Banque de France invites banks to collaborate with fintechs

Banque de France comes to the defense of fintechs. On the occasion of a day of reflection dedicated to fintechs, the Autorité des marchés, the Banque de France and the government called banks to order, insisting on the importance of collaboration with fintechs, following recent tensions over open banking.

Collaboration with fintechs: banks called to order

Monday October 11 saw the annual Fintech Forum, organized by the Autorité de contrôle prudentiel et de résolution (ACPR) and the Autorité des marchés (AMF). The event brings together numerous fintechs, the Banque de France and the French government.

Introducing the event, Banque de France Governor François Villeroy de Galhau reminded banks of the importance of working with fintechs, which he described as " key players " in the financial sector, and which they intend to modernize through their various innovations.

" I call on banks to support the transformation of the financial system constructively, without excessive fear," said François Villeroy de Galhau, who believes that the real threat comes from the GAFAs. " If banks and fintechs didn't each know how to innovate, and often innovate together, the big techs would pick up the slack," he added.

For his part, Cédric O, Secretary of State for Digital Transition and Electronic Communications, has called for us to ask ourselves " how we can, together, move faster ", rather than trying to resist " the emergence of new players ".

The Autorité des marchés financiers (French financial markets authority) took a similar stance: its chairman, Robert Ophèle, raised the issue of regulation. For him, while regulation should not be aimed solely at protecting banks at the expense of fintechs, it does need to be strengthened to avoid blockages and tensions.

Banks and fintechs: tensions surrounding open banking

This call to order, issued by financial regulators and the government to the banks, follows the tensions generated by recent remarks by Nicolas Théry, Chairman of the French Banking Federation (FBF).

In an interview with the French daily Les Echos at the end of September, Nicolas Théry said he didn't believe in open banking, which allows non-banking players, mainly fintechs, to access the customer data of various banking establishments. Thanks to this data, collected with customer consent, fintechs can develop applications and new services.

Since the second European Payment Services Directive (PSD2) came into force in 2018, open banking has been an obligation for banks, something that the President of the French Banking Federation seems to regret, believing that " the requirement for confidentiality and digital privacy are non-negotiable", adding that " banking data should be inalienable ".

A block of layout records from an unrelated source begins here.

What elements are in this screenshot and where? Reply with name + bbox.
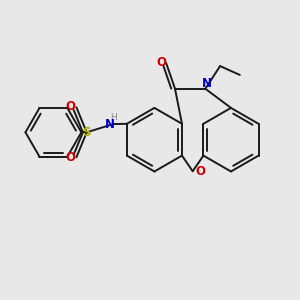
Text: S: S (82, 126, 91, 139)
Text: O: O (156, 56, 166, 69)
Text: N: N (202, 77, 212, 90)
Text: O: O (65, 100, 75, 113)
Text: N: N (105, 118, 115, 130)
Text: O: O (65, 152, 75, 164)
Text: O: O (195, 165, 205, 178)
Text: H: H (110, 113, 117, 122)
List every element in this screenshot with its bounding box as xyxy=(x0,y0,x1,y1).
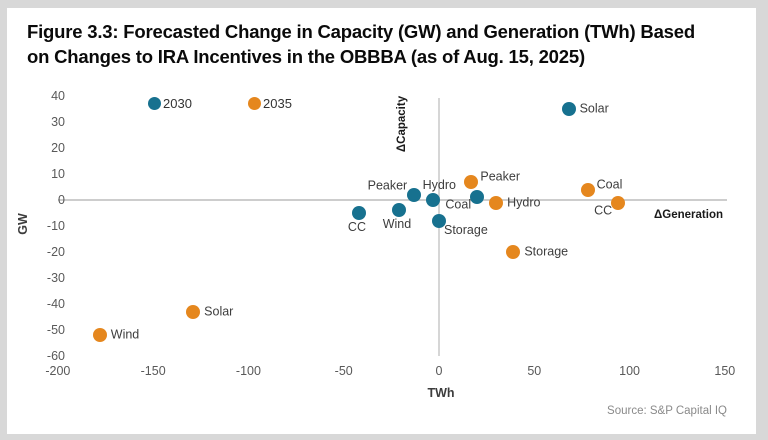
x-axis-line xyxy=(58,199,727,201)
data-point-2035-hydro xyxy=(489,195,504,210)
y-tick-label: 40 xyxy=(51,89,65,103)
legend-item-2030: 2030 xyxy=(148,96,192,111)
x-tick-label: -100 xyxy=(235,364,261,378)
figure-title: Figure 3.3: Forecasted Change in Capacit… xyxy=(27,19,751,69)
legend-label-2035: 2035 xyxy=(263,96,292,111)
data-point-2030-hydro xyxy=(426,193,441,207)
data-point-2030-peaker xyxy=(407,187,422,202)
data-point-2030-wind xyxy=(391,203,406,218)
data-point-2035-cc xyxy=(611,195,626,210)
point-label-2035-peaker: Peaker xyxy=(480,169,520,184)
x-tick-label: -200 xyxy=(45,364,71,378)
y-tick-label: 10 xyxy=(51,167,65,181)
data-point-2035-solar xyxy=(186,304,201,319)
figure-card: Figure 3.3: Forecasted Change in Capacit… xyxy=(7,8,756,434)
y-tick-label: -60 xyxy=(46,349,65,363)
x-tick-label: 0 xyxy=(435,364,443,378)
y-tick-label: -50 xyxy=(46,323,65,337)
legend-label-2030: 2030 xyxy=(163,96,192,111)
point-label-2030-cc: CC xyxy=(347,220,366,234)
data-point-2030-storage xyxy=(432,213,446,228)
point-label-2030-coal: Coal xyxy=(445,197,472,212)
legend-dot-2035 xyxy=(248,97,261,110)
data-point-2035-wind xyxy=(92,328,107,343)
data-point-2035-peaker xyxy=(464,174,479,189)
x-axis-title: ΔGeneration xyxy=(654,209,723,221)
figure-title-line2: on Changes to IRA Incentives in the OBBB… xyxy=(27,46,585,67)
point-label-2030-peaker: Peaker xyxy=(367,178,408,193)
data-point-2035-coal xyxy=(580,182,595,197)
source-note: Source: S&P Capital IQ xyxy=(607,405,727,417)
y-tick-label: 20 xyxy=(51,141,65,155)
point-label-2035-wind: Wind xyxy=(110,327,140,342)
data-point-2030-cc xyxy=(351,206,366,220)
point-label-2035-coal: Coal xyxy=(596,177,623,192)
y-tick-label: -40 xyxy=(46,297,65,311)
x-tick-label: 100 xyxy=(619,364,640,378)
y-tick-label: -20 xyxy=(46,245,65,259)
point-label-2035-storage: Storage xyxy=(524,244,569,259)
legend-dot-2030 xyxy=(148,97,161,110)
x-tick-label: 50 xyxy=(527,364,542,378)
data-point-2030-solar xyxy=(561,102,576,116)
point-label-2030-hydro: Hydro xyxy=(422,178,456,192)
point-label-2030-storage: Storage xyxy=(444,222,488,237)
point-label-2035-hydro: Hydro xyxy=(507,195,541,210)
point-label-2035-solar: Solar xyxy=(204,304,234,319)
data-point-2030-coal xyxy=(470,190,485,205)
x-tick-label: 150 xyxy=(714,364,736,378)
x-tick-label: -50 xyxy=(334,364,353,378)
y-tick-label: -30 xyxy=(46,271,65,285)
point-label-2030-solar: Solar xyxy=(579,101,609,116)
y-tick-label: 30 xyxy=(51,115,65,129)
figure-title-line1: Figure 3.3: Forecasted Change in Capacit… xyxy=(27,21,695,42)
x-unit-label: TWh xyxy=(427,386,455,400)
point-label-2035-cc: CC xyxy=(594,203,613,218)
x-tick-label: -150 xyxy=(140,364,166,378)
y-axis-title: ΔCapacity xyxy=(396,95,408,153)
legend-item-2035: 2035 xyxy=(248,96,292,111)
data-point-2035-storage xyxy=(506,245,521,259)
point-label-2030-wind: Wind xyxy=(382,217,412,232)
y-tick-label: 0 xyxy=(58,193,65,207)
y-tick-label: -10 xyxy=(46,219,65,233)
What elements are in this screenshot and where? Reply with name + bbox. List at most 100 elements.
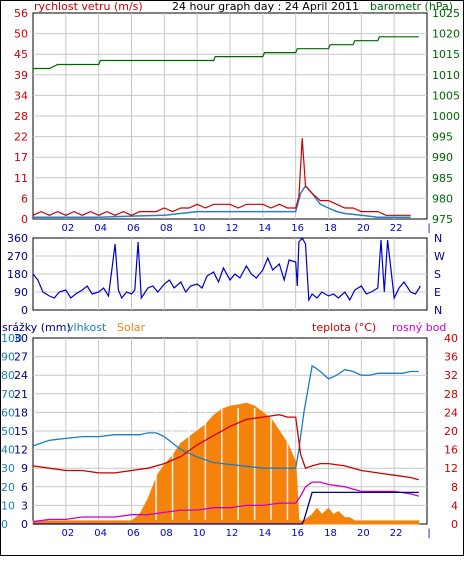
chart-title: 24 hour graph day : 24 April 2011 xyxy=(172,0,359,13)
dewpoint-line xyxy=(32,481,419,523)
solar-y-tick: 0 xyxy=(21,518,28,531)
x-tick-label: 04 xyxy=(94,528,107,539)
wind-y-tick: 0 xyxy=(21,213,28,226)
wind-series xyxy=(32,36,419,218)
x-tick-label: 22 xyxy=(390,528,403,539)
precip-y-tick: 100 xyxy=(1,332,22,345)
baro-y-tick: 1015 xyxy=(432,48,460,61)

The FBF's stance drew strong reactions from fintechs, who expressed their views in an article published by the France Fintech association. For them, these comments were from another era, and took them " several years back in time ". They also pointed out that they are " regulated and supervised by the same regulators as banks ", namely the CNIL, AMF and ACPR, a further guarantee of bank data protection.

However, the position of the President of the French Banking Federation is far from shared by all banking players. Crédit Mutuel Arkéa, for example, recently reiterated its interest in open banking, while the head of the BPCE group, Laurent Mignon, said he was more concerned about GAFAs than neobanks.

In the United States, some banking groups have allowed themselves to be seduced by collaboration with GAFA, and are already beginning to bitterly regret it. Several American banks are demanding a reduction in the commissions they pay Apple for each transaction carried out via the Apple Pay payment service. The battle promises to be long and the outcome more than uncertain.